The most recent warmup being enjoyed by the region may begin to have some adverse effects when it comes to driving, especially when we look at the weather forecast.
"Next week has a potential for some bigger snowfalls," noted Environment Canada Regional Meteorologist John-Paul Cragg.
"The models aren't consistent on when, but they are showing the pattern in such a way that the low pressure systems may once again track through the province, bringing snow or even rain to southeastern Saskatchewan."
With that said, wisdom dictates caution when travelling on the highways.
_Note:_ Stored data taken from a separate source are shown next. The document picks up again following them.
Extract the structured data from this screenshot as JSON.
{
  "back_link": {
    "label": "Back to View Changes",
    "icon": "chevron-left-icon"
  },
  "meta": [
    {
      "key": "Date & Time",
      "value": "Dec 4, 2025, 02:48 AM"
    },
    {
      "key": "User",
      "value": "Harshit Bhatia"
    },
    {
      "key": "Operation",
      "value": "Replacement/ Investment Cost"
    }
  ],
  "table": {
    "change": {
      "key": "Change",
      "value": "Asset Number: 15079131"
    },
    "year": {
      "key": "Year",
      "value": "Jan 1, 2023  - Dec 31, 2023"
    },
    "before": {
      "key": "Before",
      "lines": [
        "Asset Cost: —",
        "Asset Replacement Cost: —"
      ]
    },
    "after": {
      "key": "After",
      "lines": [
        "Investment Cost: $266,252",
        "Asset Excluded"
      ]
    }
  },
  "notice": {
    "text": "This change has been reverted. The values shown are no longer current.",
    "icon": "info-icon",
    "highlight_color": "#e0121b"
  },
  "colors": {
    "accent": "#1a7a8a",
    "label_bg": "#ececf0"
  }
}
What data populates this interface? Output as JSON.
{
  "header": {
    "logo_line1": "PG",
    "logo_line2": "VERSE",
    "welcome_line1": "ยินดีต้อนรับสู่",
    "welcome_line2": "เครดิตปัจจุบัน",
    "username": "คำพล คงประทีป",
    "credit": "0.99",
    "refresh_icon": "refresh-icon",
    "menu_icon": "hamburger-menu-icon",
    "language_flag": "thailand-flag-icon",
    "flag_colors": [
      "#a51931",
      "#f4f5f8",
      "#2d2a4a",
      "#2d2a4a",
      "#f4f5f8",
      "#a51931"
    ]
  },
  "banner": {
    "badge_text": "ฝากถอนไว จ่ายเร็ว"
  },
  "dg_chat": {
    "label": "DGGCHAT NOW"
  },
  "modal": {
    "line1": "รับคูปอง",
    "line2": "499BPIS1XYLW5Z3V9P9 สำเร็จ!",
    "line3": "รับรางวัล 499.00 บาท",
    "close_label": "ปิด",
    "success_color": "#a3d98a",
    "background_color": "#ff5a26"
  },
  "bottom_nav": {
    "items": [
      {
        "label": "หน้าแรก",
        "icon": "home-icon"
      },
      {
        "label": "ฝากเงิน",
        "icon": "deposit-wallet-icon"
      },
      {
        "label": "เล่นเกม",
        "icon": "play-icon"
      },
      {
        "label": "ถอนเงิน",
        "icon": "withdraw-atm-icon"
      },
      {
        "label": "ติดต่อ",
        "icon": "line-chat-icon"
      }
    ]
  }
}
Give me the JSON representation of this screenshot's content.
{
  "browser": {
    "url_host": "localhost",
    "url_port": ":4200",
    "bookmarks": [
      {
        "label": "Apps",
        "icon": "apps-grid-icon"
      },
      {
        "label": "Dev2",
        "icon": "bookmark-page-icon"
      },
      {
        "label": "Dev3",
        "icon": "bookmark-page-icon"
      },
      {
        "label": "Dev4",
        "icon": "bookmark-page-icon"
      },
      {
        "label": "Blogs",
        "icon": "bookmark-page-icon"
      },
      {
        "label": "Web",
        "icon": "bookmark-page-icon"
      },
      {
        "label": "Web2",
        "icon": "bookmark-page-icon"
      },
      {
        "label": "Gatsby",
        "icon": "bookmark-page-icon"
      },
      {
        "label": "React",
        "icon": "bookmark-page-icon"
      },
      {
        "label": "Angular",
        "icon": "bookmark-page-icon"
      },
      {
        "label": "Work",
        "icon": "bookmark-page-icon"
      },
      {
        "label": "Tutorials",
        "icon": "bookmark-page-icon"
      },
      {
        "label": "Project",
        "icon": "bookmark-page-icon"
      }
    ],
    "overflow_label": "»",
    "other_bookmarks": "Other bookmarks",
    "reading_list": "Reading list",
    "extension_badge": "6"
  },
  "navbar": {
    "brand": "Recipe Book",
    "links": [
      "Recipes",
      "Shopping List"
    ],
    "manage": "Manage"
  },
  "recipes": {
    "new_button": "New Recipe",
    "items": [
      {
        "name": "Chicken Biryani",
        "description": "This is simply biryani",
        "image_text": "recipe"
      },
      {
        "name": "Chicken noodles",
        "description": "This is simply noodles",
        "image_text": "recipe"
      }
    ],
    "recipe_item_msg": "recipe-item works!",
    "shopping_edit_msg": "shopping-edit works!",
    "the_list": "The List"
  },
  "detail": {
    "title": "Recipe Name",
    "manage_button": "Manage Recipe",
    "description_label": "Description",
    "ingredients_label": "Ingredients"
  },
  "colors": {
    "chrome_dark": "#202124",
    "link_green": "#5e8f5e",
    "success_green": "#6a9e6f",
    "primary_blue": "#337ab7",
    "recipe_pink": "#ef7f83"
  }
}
"If it rains throughout the day, and then the temperature dips below zero in the evening, the roads are going to start to get slippery," expressed Constable Daniel Gaignard with the Estevan RCMP.
"What often occurs is a very thin sheet of ice that you can't really see. Another issue is that once things start warming up, there is still a little bit of ice underneath the layer of water. This is extremely slick, but it may appear as though the road is just wet, until you realize that you have no traction. By then it's too late."
He advises motorists to slow down, and to give themselves more time to stop at intersections.
"When you first pull out onto the highway, if its safe to do so and there are no cars behind you, you can tap your brakes slightly, just to see if it is slippery."
"The last thing you want to do is to be cruising along at those speeds and need to stop, and then realize that you are travelling too fast for the conditions," he expressed.
City of Estevan Roads and Drainage Manager Norm Mack also shared what his team is doing to prepare for those issues.
"We will have crews that are standing by ready to go to work, whether it be for salt and sand, or for drainage issues. I suspect that we will be working on those, and monitoring the situation throughout the city for most of the long weekend."
Last, but not least, the Ministry of Highways and Transportation is doing their part to ensure safe travels for everyone in the area.
Communications Consultant Brandy Leippi says that their people will be on call as well, and advised drivers to be careful around the equipment.
"Do not pass them going over 60 kilometers per hour. They do pull over whenever it is safe for them to do so to let the traffic behind them pass."